Great, Ken. THANKS a lot for quick and detailed reply.
(And Sorry! for my previous PM I sent due to my lack of experience in this forums. I thought it was public). Also sorry for my English as non-native speaker.
Let me share my experience as I finally SOLVED the problem, and probably it can be similar maybe to other's arriving to this same forum after googling about the 'inodes'.
First I will tell my problem, then I will put in context
for other users who can be using also 'quizzes
' on their moodles and finally the (very) simple solution.
I'm not a developer. I'm a teacher at Uni and I just use Moodle for my work, so I decided it was fun to create and run a home-made website.
Currently, after two years, this website hosts one single course with 1.400 users.
My problem was that suddenly I ran out of inodes in my hosting company ('Hostinger', by the way). I reached 101% of my 200.000 inodes permitted.
Never heard about those 'inodes' in my whole life. When you use Moodle at Uni you never think about all those other limits
Inodes seem to be the meta data every single file or folder needs to be hosted in your website. So, no matter how small they are, as long as they exist, they use one. So, for a website like mine (quite small, with no more than 900 MB used, so, less than I GB) with a Premium service plan I payed it seemed to be quite surprising.
So, where did all those inodes come from?
The answer is the structure and usage of my website, which is full of Quizzes (dozens of them, with 'randomly selected questions' from database) and 1.400 active users. This seems to create a lot of tiny 'cache' files every day. The reason is related to the kind of quizzes used, as they are created 'randomly' for every single user, the amount of information stored tend to grow very fast.
The solution seemed to be just clearing those caches, which is something I discover it's quite easy from inside the Moodle itself, but the problem is that when your inodes are full, you cannot even enter your website! (No PhP can run, so no access is allowed for any user, included administrators).
So I was out of my own website and couldn't enter as Admin. Just surf the directories using the File Manager...
So: what was the solution in my case?
I used File Manager to delete another folder (out of Moodle, just an unused folder with rubbish, it was a secondary moodle folder I installed once in the past but never used again).
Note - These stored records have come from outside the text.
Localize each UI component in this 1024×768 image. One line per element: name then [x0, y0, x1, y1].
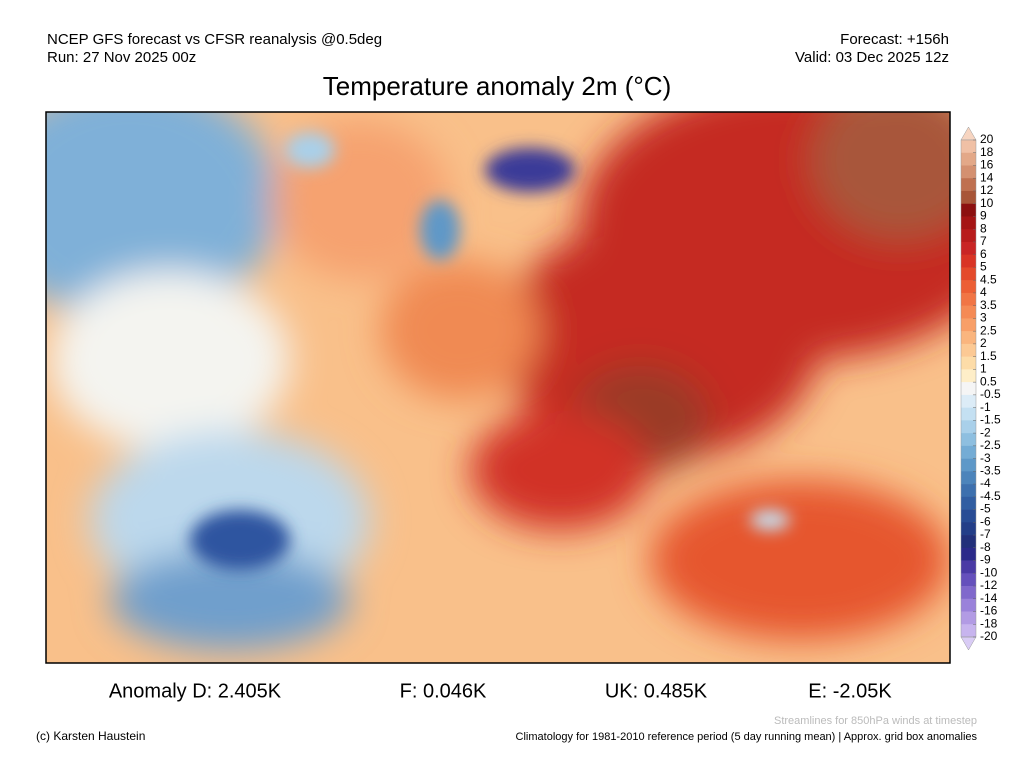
- colorbar-segment: [961, 280, 976, 294]
- colorbar-segment: [961, 484, 976, 498]
- colorbar-segment: [961, 496, 976, 510]
- colorbar-label: -10: [980, 565, 998, 579]
- colorbar-segment: [961, 343, 976, 357]
- climatology-note: Climatology for 1981-2010 reference peri…: [516, 731, 978, 743]
- stat-e: E: -2.05K: [808, 680, 892, 702]
- colorbar-label: -14: [980, 591, 998, 605]
- colorbar-segment: [961, 433, 976, 447]
- colorbar-segment: [961, 458, 976, 472]
- colorbar-label: 18: [980, 145, 994, 159]
- colorbar-segment: [961, 547, 976, 561]
- colorbar-segment: [961, 267, 976, 281]
- colorbar-segment: [961, 165, 976, 179]
- colorbar-label: -18: [980, 616, 998, 630]
- colorbar-segment: [961, 229, 976, 243]
- colorbar-label: 0.5: [980, 374, 997, 388]
- streamline-note: Streamlines for 850hPa winds at timestep: [774, 715, 977, 727]
- map-frame: [45, 111, 951, 664]
- colorbar-segment: [961, 420, 976, 434]
- colorbar-segment: [961, 254, 976, 268]
- colorbar-label: 2: [980, 336, 987, 350]
- colorbar-label: 1.5: [980, 349, 997, 363]
- colorbar-segment: [961, 407, 976, 421]
- colorbar-segment: [961, 611, 976, 625]
- map: [46, 112, 950, 663]
- colorbar-segment: [961, 471, 976, 485]
- colorbar-label: 4: [980, 285, 987, 299]
- colorbar-segment: [961, 178, 976, 192]
- stat-uk: UK: 0.485K: [605, 680, 708, 702]
- colorbar-segment: [961, 535, 976, 549]
- colorbar-segment: [961, 509, 976, 523]
- colorbar-label: 2.5: [980, 323, 997, 337]
- colorbar-segment: [961, 203, 976, 217]
- colorbar-label: -0.5: [980, 387, 1001, 401]
- colorbar-segment: [961, 292, 976, 306]
- colorbar-label: 20: [980, 132, 994, 146]
- colorbar-frame: [960, 139, 977, 638]
- colorbar-label: -4: [980, 476, 991, 490]
- colorbar-end: [960, 126, 977, 141]
- stat-d: Anomaly D: 2.405K: [109, 680, 282, 702]
- colorbar-segment: [961, 318, 976, 332]
- colorbar-label: 8: [980, 221, 987, 235]
- colorbar-segment: [961, 573, 976, 587]
- colorbar-segment: [961, 216, 976, 230]
- colorbar-label: 10: [980, 196, 994, 210]
- colorbar-label: 4.5: [980, 272, 997, 286]
- forecast-label: Forecast: +156h: [840, 31, 949, 48]
- colorbar-label: -7: [980, 527, 991, 541]
- colorbar-segment: [961, 356, 976, 370]
- colorbar-label: -2.5: [980, 438, 1001, 452]
- colorbar-label: 14: [980, 170, 994, 184]
- colorbar-label: 6: [980, 247, 987, 261]
- colorbar: 201816141210987654.543.532.521.510.5-0.5…: [960, 126, 1001, 651]
- colorbar-label: -4.5: [980, 489, 1001, 503]
- colorbar-segment: [961, 394, 976, 408]
- colorbar-segment: [961, 140, 976, 154]
- colorbar-segment: [961, 560, 976, 574]
- colorbar-label: -9: [980, 553, 991, 567]
- colorbar-label: -1.5: [980, 413, 1001, 427]
- colorbar-segment: [961, 382, 976, 396]
- colorbar-end: [960, 636, 977, 651]
- colorbar-label: 1: [980, 362, 987, 376]
- stat-f: F: 0.046K: [400, 680, 487, 702]
- colorbar-segment: [961, 190, 976, 205]
- colorbar-label: 12: [980, 183, 994, 197]
- colorbar-segment: [961, 598, 976, 612]
- colorbar-segment: [961, 305, 976, 319]
- colorbar-label: 3: [980, 311, 987, 325]
- copyright: (c) Karsten Haustein: [36, 729, 145, 743]
- map-title: Temperature anomaly 2m (°C): [323, 71, 672, 101]
- valid-label: Valid: 03 Dec 2025 12z: [795, 49, 949, 66]
- colorbar-label: 16: [980, 158, 994, 172]
- colorbar-label: 3.5: [980, 298, 997, 312]
- colorbar-label: 7: [980, 234, 987, 248]
- colorbar-label: -20: [980, 629, 998, 643]
- colorbar-label: -6: [980, 514, 991, 528]
- colorbar-label: 9: [980, 209, 987, 223]
- run-label: Run: 27 Nov 2025 00z: [47, 49, 196, 66]
- colorbar-segment: [961, 241, 976, 255]
- colorbar-label: 5: [980, 260, 987, 274]
- colorbar-segment: [961, 624, 976, 638]
- colorbar-label: -8: [980, 540, 991, 554]
- colorbar-segment: [961, 152, 976, 166]
- colorbar-label: -5: [980, 502, 991, 516]
- colorbar-label: -3.5: [980, 464, 1001, 478]
- model-label: NCEP GFS forecast vs CFSR reanalysis @0.…: [47, 31, 382, 48]
- colorbar-segment: [961, 445, 976, 459]
- colorbar-label: -12: [980, 578, 998, 592]
- colorbar-segment: [961, 586, 976, 600]
- colorbar-label: -16: [980, 604, 998, 618]
- colorbar-segment: [961, 522, 976, 536]
- colorbar-segment: [961, 369, 976, 383]
- colorbar-label: -1: [980, 400, 991, 414]
- colorbar-label: -3: [980, 451, 991, 465]
- colorbar-label: -2: [980, 425, 991, 439]
- colorbar-segment: [961, 331, 976, 345]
This folder was stored in the same hosting plan and that helped reducing my inodes below the 100% limit.
As long as you get below the limit, you can finally enter as Admin. And when you're in, go to:SITE ADMINISTRATION / DEVELOPMENT / PURGE ALL CACHES
something like this:https://www.MYWEBSITE.com/admin/purgecaches.php
And purge all of of them:
This drastically reduced the amount of inodes used to just 14% of my 200.000 limit.
Great! very happy...
About the obvious conclusion ("...always purge the caches of your Moodle site before reaching the 100% limit of your storage plan...') A second conclusion I got about this is as follows:
Always keep also folder (unused) with rubbish or files you don't need –In my case, that secondary and unused Moodle site– which you can delete in order to create extra space in case of an Emergency.
I know other hosting companies do alert their customers when inodes limit is about to be reached (at 90 or 95%) but that was not my case. So that's why I think having the secondary and unused moodle can be a simple lifeguard!
Thanks to all users in the forum. Your help is very valuable!